Nature ハイライト

応用物理学:自己組織化するマイクロロボットを目指して

Nature 503, 7474

それぞれ数千の転がるコロイド粒子からなる2つの「群れ」が衝突する様子(重ね合わせ画像)。
それぞれ数千の転がるコロイド粒子からなる2つの「群れ」が衝突する様子(重ね合わせ画像)。 | 拡大する

Credit: Denis Bartolo, Antoine Bricard and Nicolas Desreumaux

自然界では、群を成す鳥から、群泳する魚や集団移動する細菌まで、あらゆるスケールの集団運動が観察される。

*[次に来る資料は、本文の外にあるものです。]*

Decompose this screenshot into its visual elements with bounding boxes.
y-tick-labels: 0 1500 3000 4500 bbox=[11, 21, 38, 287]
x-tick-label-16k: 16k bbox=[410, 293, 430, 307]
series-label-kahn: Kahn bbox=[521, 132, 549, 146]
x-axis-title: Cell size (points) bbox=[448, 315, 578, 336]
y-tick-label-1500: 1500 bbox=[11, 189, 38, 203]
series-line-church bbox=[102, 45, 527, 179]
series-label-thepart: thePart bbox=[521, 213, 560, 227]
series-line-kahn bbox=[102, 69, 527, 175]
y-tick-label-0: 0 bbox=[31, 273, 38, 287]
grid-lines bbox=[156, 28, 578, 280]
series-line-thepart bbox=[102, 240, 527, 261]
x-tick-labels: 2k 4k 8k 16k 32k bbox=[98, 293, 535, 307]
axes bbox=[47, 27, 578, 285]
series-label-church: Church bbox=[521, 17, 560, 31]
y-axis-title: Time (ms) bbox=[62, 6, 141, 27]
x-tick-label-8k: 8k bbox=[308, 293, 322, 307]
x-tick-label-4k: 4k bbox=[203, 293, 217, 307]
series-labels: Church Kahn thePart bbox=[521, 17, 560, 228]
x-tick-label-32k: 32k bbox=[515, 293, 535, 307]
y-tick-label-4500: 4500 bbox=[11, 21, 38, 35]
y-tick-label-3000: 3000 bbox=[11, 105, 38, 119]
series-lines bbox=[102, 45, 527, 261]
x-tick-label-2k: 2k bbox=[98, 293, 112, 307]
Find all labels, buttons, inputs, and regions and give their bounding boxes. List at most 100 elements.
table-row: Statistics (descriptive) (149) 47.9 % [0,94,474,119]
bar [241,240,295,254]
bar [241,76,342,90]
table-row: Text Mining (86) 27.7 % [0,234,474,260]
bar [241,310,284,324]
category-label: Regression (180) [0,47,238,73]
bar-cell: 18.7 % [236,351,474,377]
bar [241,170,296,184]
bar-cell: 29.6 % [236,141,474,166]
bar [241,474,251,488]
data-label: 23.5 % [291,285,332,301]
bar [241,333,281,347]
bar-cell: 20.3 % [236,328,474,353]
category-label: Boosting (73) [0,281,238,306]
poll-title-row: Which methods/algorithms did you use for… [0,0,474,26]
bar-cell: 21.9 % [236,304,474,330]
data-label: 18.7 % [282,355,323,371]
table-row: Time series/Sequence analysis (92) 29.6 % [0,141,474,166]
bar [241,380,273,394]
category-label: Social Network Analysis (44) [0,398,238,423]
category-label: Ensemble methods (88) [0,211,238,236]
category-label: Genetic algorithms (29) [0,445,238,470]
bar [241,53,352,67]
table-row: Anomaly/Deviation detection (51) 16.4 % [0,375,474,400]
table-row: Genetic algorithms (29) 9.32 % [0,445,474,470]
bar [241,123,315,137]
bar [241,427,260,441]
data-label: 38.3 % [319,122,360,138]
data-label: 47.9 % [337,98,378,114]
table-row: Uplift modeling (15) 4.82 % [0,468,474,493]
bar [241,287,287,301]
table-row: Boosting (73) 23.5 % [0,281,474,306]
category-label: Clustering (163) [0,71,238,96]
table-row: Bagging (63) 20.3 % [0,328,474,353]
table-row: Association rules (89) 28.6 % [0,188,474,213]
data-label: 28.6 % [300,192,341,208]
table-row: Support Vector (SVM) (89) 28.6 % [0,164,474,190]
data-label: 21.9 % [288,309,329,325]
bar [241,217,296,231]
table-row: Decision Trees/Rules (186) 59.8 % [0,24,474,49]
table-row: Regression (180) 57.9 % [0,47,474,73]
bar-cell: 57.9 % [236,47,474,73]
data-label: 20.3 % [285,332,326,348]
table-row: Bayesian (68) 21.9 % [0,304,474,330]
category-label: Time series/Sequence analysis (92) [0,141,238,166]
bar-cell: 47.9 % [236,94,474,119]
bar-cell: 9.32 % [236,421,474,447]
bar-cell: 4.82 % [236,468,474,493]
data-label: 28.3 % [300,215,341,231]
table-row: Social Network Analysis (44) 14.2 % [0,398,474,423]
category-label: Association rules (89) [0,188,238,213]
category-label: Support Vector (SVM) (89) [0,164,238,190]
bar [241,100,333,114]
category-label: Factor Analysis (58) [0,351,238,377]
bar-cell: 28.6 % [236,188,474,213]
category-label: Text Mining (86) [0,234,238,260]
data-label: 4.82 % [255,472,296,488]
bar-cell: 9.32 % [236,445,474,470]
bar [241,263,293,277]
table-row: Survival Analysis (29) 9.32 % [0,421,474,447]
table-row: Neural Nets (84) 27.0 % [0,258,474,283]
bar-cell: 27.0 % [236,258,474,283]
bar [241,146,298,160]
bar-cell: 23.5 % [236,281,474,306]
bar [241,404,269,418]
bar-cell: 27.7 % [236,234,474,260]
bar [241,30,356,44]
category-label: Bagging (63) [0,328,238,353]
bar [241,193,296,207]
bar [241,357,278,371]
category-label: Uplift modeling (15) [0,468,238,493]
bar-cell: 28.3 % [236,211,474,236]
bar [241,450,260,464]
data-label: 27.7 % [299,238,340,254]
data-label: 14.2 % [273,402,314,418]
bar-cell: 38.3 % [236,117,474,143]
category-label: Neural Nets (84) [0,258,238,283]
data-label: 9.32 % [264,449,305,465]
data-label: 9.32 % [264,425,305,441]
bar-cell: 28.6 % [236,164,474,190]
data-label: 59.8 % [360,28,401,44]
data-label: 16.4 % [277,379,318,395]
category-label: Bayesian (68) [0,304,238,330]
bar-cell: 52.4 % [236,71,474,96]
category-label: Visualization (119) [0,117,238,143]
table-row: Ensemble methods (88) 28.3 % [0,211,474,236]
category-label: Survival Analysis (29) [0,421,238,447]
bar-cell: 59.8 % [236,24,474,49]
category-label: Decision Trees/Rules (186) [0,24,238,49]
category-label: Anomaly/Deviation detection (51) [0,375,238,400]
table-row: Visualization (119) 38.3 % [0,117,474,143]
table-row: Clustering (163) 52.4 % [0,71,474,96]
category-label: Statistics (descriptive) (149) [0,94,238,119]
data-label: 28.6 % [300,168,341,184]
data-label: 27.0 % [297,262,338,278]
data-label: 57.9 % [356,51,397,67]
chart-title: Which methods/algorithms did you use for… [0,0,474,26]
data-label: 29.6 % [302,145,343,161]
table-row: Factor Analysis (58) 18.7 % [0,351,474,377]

しかし、そうした挙動を単純な物理モデルで捉えることは難しい。集団的挙動を示す人工的な「アクティブマター」系は、衝突に頼ることが多く、相互作用の記述が複雑になる。今回、D Bartoloたちは、自己推進型の転がる球体からなる類のない実験系を開発した。これらの球体は、自己組織化し、数百万個の集団になって一方向に動く。球体は単純な流体力学的相互作用を通して互いを「検知」するので、全てのパラメーターを容易に計算し調節できる。この研究は、均一な活動集団に安定な方向性運動をさせるには、個々のレベルでの純粋な物理的相互作用で十分であることを実証している。この系を用いれば、自然界での集団運動をモデル化したり、新しい自己組織化材料や集団移動するマイクロロボットを設計したりできる可能性がある。